The train home
It's the worst part of the week. All of the screaming, the kicking and the anguish; every hard-fought calorie; and every single moment of torment of the week comes down to this. Leaving St Pancras, with Ollie, going home again, and I'm sitting on the train crying. This is the moment when we have the longest wait to the next tiny little bit of respite, next Tuesday, for the same again.
So we've spent another day at GOSH, and although we're assured that everything possible is being done to secure a specialist unit place for Ollie, we are still on our way home again. We don't know when we will get the call. It will be, apparently, "soon".
"Soon" doesn't get me through the hours of horror. "Soon" could be a few days, or it could be weeks. Someone else's "soon" is very different from my "soon". Being asked today about our goals for the next 6-8 weeks was not reassuring. In 6-8 weeks, my only goal is to not be sitting on a train next to my son, who is in the foetal position whilst demons bellow in his head.
I am utterly exhausted, yet incredibly angry. I feel rage when I look around at the carriage full of people going about their day. I am angry that they can just eat and drink when they want. That they go to work and have hobbies and relationships and they don't spend their days watching their baby be overwhelmed by a critical illness. They can go home at watch tv and go out and no one is screaming in their kitchens. They can sleep at night without listening out for sounds of escape. They can just be normal.
In my weakest moments I feel huge self-pity. I've been mentally ill for years, as has my dad (and uncle, and grandmother). So it's clearly my fault that my son is now being ravaged by unseen monsters.
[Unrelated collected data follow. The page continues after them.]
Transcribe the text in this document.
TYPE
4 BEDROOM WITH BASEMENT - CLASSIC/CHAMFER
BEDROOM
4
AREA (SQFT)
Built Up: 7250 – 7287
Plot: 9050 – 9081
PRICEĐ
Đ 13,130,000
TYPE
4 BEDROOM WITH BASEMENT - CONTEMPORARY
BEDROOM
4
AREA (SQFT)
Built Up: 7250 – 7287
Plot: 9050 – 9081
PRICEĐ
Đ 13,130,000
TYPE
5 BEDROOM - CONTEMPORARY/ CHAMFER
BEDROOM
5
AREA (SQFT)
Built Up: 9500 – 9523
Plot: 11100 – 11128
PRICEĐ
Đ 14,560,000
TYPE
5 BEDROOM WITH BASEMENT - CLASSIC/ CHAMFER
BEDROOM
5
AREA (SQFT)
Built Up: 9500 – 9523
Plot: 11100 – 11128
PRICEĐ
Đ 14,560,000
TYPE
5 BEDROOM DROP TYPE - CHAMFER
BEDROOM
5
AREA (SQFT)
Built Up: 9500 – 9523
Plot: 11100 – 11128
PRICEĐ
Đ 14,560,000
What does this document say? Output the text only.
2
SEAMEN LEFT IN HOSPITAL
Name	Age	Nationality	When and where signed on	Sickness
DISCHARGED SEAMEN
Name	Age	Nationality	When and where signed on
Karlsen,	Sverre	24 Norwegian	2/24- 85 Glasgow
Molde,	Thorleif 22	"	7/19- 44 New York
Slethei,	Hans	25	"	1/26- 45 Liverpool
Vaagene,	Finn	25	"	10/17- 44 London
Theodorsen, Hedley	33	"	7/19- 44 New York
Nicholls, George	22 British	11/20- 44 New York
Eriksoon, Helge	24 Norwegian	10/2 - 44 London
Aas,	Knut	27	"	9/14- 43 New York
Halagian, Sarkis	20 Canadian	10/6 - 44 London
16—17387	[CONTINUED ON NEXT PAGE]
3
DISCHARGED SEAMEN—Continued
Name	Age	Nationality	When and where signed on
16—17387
It's all down to me. I couldn't even manage to grow a foetus right. I fucked it up. I broke the child.
In my slightly more robust moments, I try to focus on the future. At the moment I can't see very far ahead. The markers that we'd put down for the year - Paris and London marathons, a huge rail trip across Europe, Ollie starting a new school - are all gone from the horizon. Everything has been cancelled or put on hold; parked. There's nothing but days of trying to eat, of trying to not die.